It is time I should tell of Harry, my friend and rival, my almost brother; for his life was, and, I thank God for His mercy, still is, in spite of all the wrong I did, so bound up in mine, that I cannot tell my tale without unfolding his.
He was the only son of Sir Fulke Waldyve, a gentleman of good estate and ancient family near Rochester, in Kent, and a good neighbour of ours. Ever since my father had come to live at Longdene, Sir Fulke and he had been fast friends. Not that they had much to make them so. For Sir Fulke was an old soldier and courtier of King Henry's day, and had named his only son after him as the pattern of manhood. From the like cause he swore roundly rasping Tudor oaths at all that displeased him, ay, and much that he loved too, from mere habit, but above all at Puritans and those who thought Reformation should go further than his idol King Henry had carried it. In all ways the knight was a man of the old time, while my father was held one of the new men, whom many thought to be ruining the country. He had been a wool merchant in London, and had made much money at trading and by other ways that merchants use.
Even I used to wonder to see them so friendly, and used to watch them by the hour together through a hole I knew of in the yew hedge, as they sat drinking in our orchard after dinner in the summer-time. Sir Fulke was so round and red, with his curly beard and his sunburnt face and his merry blue eyes, and my father was so pale and spare and grave. I wondered how men could be so little alike, and wondered how it would have been with me if that rough old knight had been my father instead of the courtly merchant by his side.

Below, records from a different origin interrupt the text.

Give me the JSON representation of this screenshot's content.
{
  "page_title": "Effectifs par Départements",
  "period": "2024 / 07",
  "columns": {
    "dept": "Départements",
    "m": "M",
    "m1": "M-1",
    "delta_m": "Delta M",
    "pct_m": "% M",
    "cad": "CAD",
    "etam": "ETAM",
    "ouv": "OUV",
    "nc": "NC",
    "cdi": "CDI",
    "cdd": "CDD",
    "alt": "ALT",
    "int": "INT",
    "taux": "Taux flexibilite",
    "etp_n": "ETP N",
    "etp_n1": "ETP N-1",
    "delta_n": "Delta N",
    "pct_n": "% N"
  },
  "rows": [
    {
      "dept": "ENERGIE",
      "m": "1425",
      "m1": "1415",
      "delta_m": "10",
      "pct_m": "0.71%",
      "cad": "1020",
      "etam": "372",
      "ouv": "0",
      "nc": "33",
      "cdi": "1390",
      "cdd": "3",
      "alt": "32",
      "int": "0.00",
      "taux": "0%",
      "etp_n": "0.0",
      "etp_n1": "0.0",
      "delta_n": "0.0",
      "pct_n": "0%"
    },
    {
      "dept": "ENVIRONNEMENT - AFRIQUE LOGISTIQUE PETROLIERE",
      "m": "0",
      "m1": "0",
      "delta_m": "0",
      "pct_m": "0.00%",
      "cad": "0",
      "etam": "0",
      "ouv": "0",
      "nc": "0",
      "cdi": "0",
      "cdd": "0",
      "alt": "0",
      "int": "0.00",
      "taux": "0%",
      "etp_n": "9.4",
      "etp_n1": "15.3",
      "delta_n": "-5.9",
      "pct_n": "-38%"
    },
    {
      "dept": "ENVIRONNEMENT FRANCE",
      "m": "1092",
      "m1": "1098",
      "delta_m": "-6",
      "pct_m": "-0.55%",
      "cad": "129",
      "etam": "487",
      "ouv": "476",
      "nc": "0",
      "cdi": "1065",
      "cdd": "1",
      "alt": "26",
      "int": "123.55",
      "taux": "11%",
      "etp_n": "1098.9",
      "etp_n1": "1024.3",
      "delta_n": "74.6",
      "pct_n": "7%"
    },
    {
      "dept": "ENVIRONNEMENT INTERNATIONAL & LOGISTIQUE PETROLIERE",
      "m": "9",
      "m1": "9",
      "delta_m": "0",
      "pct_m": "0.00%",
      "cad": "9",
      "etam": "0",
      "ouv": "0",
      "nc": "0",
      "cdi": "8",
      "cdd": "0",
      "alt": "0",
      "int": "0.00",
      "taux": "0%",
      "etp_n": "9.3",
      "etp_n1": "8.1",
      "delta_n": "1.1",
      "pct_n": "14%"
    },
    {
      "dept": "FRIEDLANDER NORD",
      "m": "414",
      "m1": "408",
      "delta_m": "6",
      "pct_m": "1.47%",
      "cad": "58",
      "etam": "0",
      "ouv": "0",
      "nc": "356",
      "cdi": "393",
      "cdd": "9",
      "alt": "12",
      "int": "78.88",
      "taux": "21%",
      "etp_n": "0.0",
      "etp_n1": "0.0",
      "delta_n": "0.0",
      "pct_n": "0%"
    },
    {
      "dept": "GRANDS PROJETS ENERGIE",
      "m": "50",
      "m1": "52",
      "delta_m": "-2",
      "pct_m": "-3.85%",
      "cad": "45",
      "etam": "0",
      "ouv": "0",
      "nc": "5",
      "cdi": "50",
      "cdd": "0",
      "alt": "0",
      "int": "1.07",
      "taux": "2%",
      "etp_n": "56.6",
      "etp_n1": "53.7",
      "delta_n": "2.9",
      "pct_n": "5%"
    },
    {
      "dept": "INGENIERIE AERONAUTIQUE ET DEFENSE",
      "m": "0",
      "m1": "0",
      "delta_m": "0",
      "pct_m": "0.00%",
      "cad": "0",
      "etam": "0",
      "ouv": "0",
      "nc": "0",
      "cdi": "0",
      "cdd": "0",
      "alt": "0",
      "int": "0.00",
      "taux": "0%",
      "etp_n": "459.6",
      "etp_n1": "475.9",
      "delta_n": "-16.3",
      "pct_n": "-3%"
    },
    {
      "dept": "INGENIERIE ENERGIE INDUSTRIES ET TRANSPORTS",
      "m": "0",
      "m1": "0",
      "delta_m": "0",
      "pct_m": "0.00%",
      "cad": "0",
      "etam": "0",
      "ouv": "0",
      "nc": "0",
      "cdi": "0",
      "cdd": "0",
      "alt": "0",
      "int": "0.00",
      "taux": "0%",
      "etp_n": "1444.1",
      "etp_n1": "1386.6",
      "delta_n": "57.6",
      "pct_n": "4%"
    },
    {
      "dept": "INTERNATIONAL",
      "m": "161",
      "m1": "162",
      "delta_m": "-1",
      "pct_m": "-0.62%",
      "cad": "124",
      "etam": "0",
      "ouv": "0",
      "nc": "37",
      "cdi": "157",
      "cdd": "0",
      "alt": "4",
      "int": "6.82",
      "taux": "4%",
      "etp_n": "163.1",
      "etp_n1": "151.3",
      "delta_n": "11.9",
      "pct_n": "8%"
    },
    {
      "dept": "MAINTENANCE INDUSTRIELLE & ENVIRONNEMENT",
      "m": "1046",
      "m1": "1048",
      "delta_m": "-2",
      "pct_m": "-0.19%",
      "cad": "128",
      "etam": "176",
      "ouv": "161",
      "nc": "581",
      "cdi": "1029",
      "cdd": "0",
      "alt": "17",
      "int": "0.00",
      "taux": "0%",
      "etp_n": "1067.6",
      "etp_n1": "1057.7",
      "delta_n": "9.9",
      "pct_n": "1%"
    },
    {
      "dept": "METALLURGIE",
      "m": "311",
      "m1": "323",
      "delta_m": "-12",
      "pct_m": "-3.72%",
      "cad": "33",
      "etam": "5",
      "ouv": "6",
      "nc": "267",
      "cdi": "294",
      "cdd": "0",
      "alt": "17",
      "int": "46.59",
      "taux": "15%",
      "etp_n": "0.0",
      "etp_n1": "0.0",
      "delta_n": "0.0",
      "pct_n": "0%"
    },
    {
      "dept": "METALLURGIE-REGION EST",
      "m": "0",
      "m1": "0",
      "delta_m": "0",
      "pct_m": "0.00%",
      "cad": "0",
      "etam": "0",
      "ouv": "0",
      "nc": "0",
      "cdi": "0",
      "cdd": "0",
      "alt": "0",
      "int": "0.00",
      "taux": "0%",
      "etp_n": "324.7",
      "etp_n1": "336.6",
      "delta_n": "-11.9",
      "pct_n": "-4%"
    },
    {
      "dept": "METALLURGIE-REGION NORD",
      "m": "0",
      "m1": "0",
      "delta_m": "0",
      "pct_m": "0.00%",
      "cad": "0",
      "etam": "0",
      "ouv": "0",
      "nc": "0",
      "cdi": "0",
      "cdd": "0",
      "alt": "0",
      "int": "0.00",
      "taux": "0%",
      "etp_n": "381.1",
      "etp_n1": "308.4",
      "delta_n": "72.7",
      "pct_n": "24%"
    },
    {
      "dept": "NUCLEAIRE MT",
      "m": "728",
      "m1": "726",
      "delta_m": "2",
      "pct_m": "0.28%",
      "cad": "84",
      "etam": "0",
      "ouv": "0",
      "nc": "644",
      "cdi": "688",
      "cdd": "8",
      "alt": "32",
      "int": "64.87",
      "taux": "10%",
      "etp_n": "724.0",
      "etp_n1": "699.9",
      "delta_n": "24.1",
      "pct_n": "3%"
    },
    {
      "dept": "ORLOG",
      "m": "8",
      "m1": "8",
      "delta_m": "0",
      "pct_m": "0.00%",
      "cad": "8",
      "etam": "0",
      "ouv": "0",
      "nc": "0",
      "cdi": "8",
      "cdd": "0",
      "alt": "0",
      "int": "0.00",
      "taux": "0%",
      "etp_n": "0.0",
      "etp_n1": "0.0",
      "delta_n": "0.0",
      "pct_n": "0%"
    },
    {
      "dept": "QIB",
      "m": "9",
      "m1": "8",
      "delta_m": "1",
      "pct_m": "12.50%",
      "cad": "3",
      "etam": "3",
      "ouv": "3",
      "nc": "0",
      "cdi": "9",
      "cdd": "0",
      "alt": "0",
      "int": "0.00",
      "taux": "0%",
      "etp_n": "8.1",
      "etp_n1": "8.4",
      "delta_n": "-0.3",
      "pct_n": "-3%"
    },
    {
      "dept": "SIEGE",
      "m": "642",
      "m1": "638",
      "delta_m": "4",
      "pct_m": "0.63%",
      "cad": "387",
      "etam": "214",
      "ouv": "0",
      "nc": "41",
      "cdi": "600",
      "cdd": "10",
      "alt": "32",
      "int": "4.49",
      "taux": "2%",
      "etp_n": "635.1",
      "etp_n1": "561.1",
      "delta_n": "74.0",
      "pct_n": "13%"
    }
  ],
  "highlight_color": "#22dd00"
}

'By this light,' I have heard Sir Fulke burst out in the midst of their talk, 'I marvel every day what a God's name makes me love you, Nick. Your sour face should be as much a rebel in my heart as your damned French claret is in my stomach. Were it not that you are so good a tippler, I would say that at heart you were no better than a pestilent, pragmatical rogue of a Calvinist.'
'Nay, Fulke,' my father would say quickly in his courtly way, being, as it seemed, in no way offended that the old knight should speak to him so roughly, for they always said my father, like other merchants who have thriven, was slow to take offence with men of ancient lineage and good estate; 'what matter that our outward seeming is different? That is only because our lots were cast differently. Not what we are, but what we love, is the talk of friends.'
'Ay, by God's power,' Sir Fulke would cry, 'you have hit it now most nicely, Nick. You love a long fleece, and so do I. You love a fair stretch of meadowland, and so do I. You love a well-grown tree, and so do I; ay, and, you rogue, you love a full money-bag, and so, by this light, do I. Mass, but I run myself out of breath with our likings, and sack must run me back again.'
'Indeed,' my father would answer, 'were it only our delights that we share, I think it would be bond enough, without a common sorrow to help it.'
'Ay, ay, Nick; that is it,' the old knight would murmur, sad in a moment, for Harry's mother, too, had died in childbed. 'But speak not of that. God rest her sweet soul! What is there divided that she could not bring together?'
And so they would fall into silence awhile, till Sir Fulke's eye was dry again, and his thoughts had wandered away from the beautiful woman whom, late in life, he had loved and married and lost, to some new plan he had for mending his estate upon which he wanted his friend's counsel.
It is little to be wondered at, then, that a great friendship grew up also between Harry and me. We were little more alike, I think, than our fathers. For on Harry descended all the sunny beauty of his mother. Indeed, afterwards, when as a page at Court he personated the Princess Cleopatra in a masque before the Queen's grace, an old lord who was in presence swore it must be the gentle Lady Waldyve alive again. He was lithe and active too, and of quick and nimble wit, and as long as I can remember could always give the fisher lads more than he took, either with fist or tongue. But more than all this, it was his gentle, loving spirit that won and kept my love in spite of all our boyish quarrels, ay, and of a greater thing than that. When I think of his noble nature, which never allowed him to turn a span's breadth from the path of honour, the lofty patience wherewith he bore my shortcomings, the tender sympathy I won from him in all my troubles, I can still kneel down and thank God that gave me such a friend to carry a light before me in the way a gentleman should walk.